Detective Jesus Martinez had thereafter been in a rather nasty mood.
A doorman came out and told Charley he couldn’t leave the car where he’d stopped, and directed him to a parking garage.
Jesus was waiting, impatiently, slumped in an armchair, when, maybe five minutes later, Charley finally walked into the hotel lobby.
He got to his feet when he saw Charley, and motioned toward the bank of elevators.
“Where the hell have you been?” he demanded when Charley had joined him there.
“I stopped to get laid, okay? Where the fuck do you think?”
“He’s ‘not taking calls.’ Can you believe that shit?”
“I don’t know what you’re talking about.”
“I tried to call him,” Martinez said, and then, in falsetto, quoted the hotel operator: “ ‘I’m sorry, Mister Payne is not taking calls until seven forty-five. May I ask you to call back then?’ ”
Charley was amused—by Jesus’s indignation, his accurate mimicry of the telephone operator’s voice, and by Matt “not taking calls.”
He smiled, which was the wrong thing to do.
“Who the fuck does he think he is?” Jesus demanded indignantly.

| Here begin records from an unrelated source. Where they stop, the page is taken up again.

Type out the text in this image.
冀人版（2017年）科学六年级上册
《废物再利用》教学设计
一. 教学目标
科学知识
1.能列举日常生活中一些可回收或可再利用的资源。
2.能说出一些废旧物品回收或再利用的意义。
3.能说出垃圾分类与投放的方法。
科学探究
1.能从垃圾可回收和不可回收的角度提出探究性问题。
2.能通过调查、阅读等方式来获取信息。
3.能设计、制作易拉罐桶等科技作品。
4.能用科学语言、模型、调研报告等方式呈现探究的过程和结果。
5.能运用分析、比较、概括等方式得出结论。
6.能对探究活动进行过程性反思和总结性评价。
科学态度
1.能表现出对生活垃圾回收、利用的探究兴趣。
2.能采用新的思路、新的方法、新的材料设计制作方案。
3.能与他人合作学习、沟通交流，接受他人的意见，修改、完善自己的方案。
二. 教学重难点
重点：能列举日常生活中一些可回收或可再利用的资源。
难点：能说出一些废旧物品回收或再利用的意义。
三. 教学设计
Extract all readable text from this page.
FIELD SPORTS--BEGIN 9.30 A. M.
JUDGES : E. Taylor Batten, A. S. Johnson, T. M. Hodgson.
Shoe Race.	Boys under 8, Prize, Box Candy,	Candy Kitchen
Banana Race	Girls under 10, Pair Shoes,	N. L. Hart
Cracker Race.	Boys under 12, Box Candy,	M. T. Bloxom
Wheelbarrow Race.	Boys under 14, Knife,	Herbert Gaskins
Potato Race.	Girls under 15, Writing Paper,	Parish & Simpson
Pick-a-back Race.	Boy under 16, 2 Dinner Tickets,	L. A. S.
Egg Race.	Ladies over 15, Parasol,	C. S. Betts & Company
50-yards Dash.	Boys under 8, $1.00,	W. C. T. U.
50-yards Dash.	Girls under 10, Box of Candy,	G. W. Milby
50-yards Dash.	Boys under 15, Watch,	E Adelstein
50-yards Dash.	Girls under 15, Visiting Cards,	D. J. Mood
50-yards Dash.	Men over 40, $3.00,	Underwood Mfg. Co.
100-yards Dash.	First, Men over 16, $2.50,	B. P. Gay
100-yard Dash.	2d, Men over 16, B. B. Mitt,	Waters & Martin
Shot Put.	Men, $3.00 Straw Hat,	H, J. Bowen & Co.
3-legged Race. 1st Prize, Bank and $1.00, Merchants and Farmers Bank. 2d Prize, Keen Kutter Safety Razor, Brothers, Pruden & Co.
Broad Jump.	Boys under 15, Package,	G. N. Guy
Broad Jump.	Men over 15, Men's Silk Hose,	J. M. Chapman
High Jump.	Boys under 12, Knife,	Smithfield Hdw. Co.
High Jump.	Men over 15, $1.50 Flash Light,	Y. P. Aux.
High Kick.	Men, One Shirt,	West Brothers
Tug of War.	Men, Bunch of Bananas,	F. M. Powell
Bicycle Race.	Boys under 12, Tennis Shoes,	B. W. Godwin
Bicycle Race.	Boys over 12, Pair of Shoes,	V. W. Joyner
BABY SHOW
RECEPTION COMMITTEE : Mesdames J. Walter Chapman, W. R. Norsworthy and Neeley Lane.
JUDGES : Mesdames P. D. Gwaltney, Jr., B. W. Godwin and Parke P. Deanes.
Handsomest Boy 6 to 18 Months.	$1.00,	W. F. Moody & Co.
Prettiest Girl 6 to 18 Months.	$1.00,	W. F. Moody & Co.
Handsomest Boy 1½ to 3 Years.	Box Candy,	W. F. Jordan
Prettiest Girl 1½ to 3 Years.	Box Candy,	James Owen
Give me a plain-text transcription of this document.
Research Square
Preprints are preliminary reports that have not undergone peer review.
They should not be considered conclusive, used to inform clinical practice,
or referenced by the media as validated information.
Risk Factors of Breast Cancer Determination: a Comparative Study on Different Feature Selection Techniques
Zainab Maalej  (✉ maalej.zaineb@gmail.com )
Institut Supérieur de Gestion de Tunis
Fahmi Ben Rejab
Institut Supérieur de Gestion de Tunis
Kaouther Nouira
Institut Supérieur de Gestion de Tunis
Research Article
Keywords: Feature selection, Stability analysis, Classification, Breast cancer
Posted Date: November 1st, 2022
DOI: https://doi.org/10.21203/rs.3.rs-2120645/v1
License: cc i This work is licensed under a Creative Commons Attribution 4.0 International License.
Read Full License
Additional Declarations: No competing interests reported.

“What’s the big deal, Jesus? He wants his sleep.”
“Fuck him and his sleep.”
They rode the sixth floor and got off.
McFadden consulted a well-battered pocket notebook and came up with the room number Inspector Wohl had given him.
“Six twelve,” he said. “To the right.”
There was a room-service cart with breakfast remnants in the corridor outside Suite 612.
“What the fuck is that?” Jesus asked. “He’s too good to eat breakfast in the fucking dining room, right?”
“If it feels good, Jesus, do it,” Charley said. “He can afford it, okay?”
“Knowing your buddy, he’s probably figured some scam to get the department to pay for it.”
There was a brass knocker on the door. Jesus thumped it, several times, and much harder than Charley thought was necessary to attrac
t the attention of someone inside.
When there was no immediate response, Jesus put his hand to the knocker again.
McFadden, who was nearly a foot taller and seventy pounds heavier than Martinez, shouldered him aside.